Democratic governors are leaving office in North Carolina, Montana, New Hampshire and Washington, raising Republican hopes that at least some of those offices can be flipped to the GOP. But New Hampshire's governor's mansion remained in Democratic hands Tuesday, as did those in Vermont, Delaware and West Virginia.
Chief executives of conservative North Dakota and Utah stayed in the Republican column with Tuesday's re-elections of popular incumbents. They included Jack Dalrymple, who took over two years ago in North Dakota when John Hoeven resigned to move to the Senate. Dalrymple won his first full term, defeating rancher and Democratic state Sen. Ryan Taylor.
Recent polls have shown a tight race in Washington, where the GOP hasn't occupied the governor's mansion in more than three decades.
The GOP also is competing in Missouri, the latter a state where national Republican and Democratic governors' groups have poured millions into the race between Democratic incumbent Gov. Jay Nixon and Republican businessman rival Dave Spence.

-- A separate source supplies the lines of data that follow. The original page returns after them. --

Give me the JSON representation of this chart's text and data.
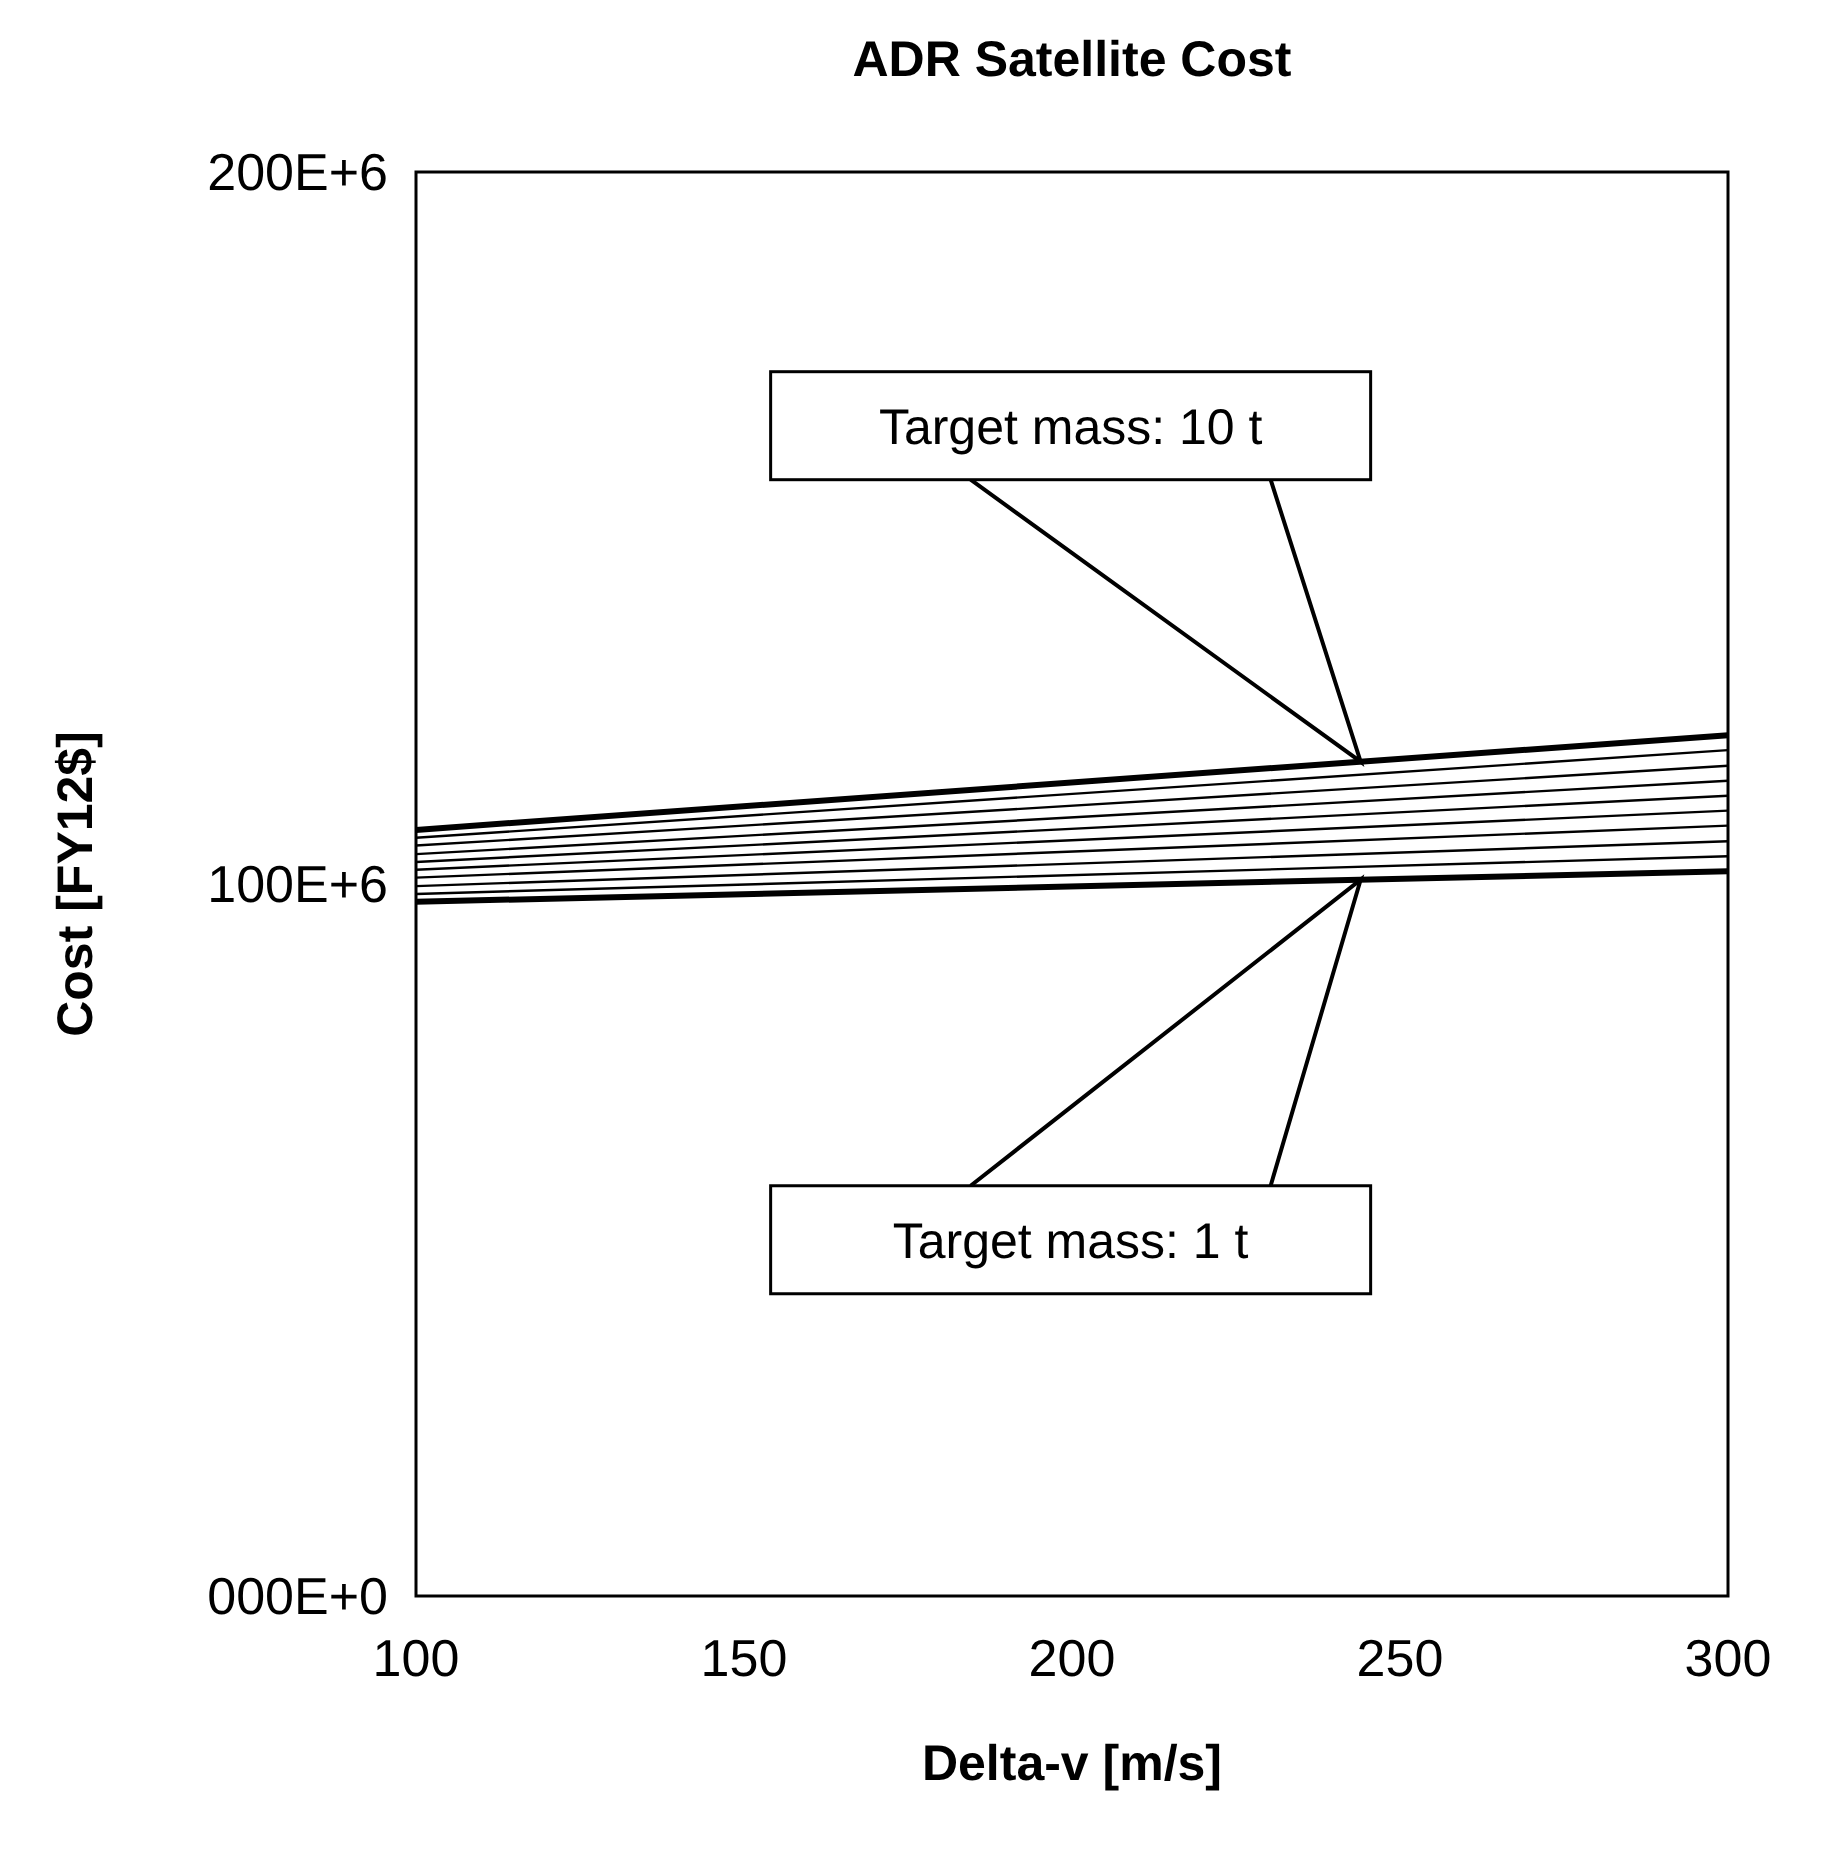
{
  "chart_data": {
    "type": "line",
    "title": "ADR Satellite Cost",
    "xlabel": "Delta-v [m/s]",
    "ylabel": "Cost [FY12$]",
    "xlim": [
      100,
      300
    ],
    "xticks": [
      100,
      150,
      200,
      250,
      300
    ],
    "ylim": [
      0,
      200000000
    ],
    "yticks": [
      {
        "value": 0,
        "label": "000E+0"
      },
      {
        "value": 100000000,
        "label": "100E+6"
      },
      {
        "value": 200000000,
        "label": "200E+6"
      }
    ],
    "grid": false,
    "marker": "none",
    "line_style": "solid",
    "x": [
      100,
      300
    ],
    "series": [
      {
        "color": "#000000",
        "values": [
          97500000,
          101800000
        ]
      },
      {
        "color": "#000000",
        "values": [
          98600000,
          103900000
        ]
      },
      {
        "color": "#000000",
        "values": [
          99700000,
          106000000
        ]
      },
      {
        "color": "#000000",
        "values": [
          100900000,
          108200000
        ]
      },
      {
        "color": "#000000",
        "values": [
          102000000,
          110300000
        ]
      },
      {
        "color": "#000000",
        "values": [
          103100000,
          112400000
        ]
      },
      {
        "color": "#000000",
        "values": [
          104200000,
          114500000
        ]
      },
      {
        "color": "#000000",
        "values": [
          105400000,
          116600000
        ]
      },
      {
        "color": "#000000",
        "values": [
          106500000,
          118800000
        ]
      },
      {
        "color": "#000000",
        "values": [
          107600000,
          120900000
        ]
      }
    ],
    "annotations": [
      "Target mass: 10 t",
      "Target mass: 1 t"
    ]
  }
}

But in at least three states, Democrats easily prevailed. Gov. Peter Shumlin won another term in Vermont, Gov. Jack Markell did the same in Delaware and state Sen. Maggie Hassan was elected to lead New Hampshire.
Some pundits have suggested there isn't necessarily a national tide lifting Republicans in governor's races so much as individual circumstances in a small number of competitive states. Democrats in North Carolina, for example, saw a former governor convicted of a felony in 2010 and the current governor sullied by an investigation that led to charges against her former campaign aides.
Republicans have also been aided by a cash advantage, with the Republican Governors Association raising about twice as much as its Democratic counterpart.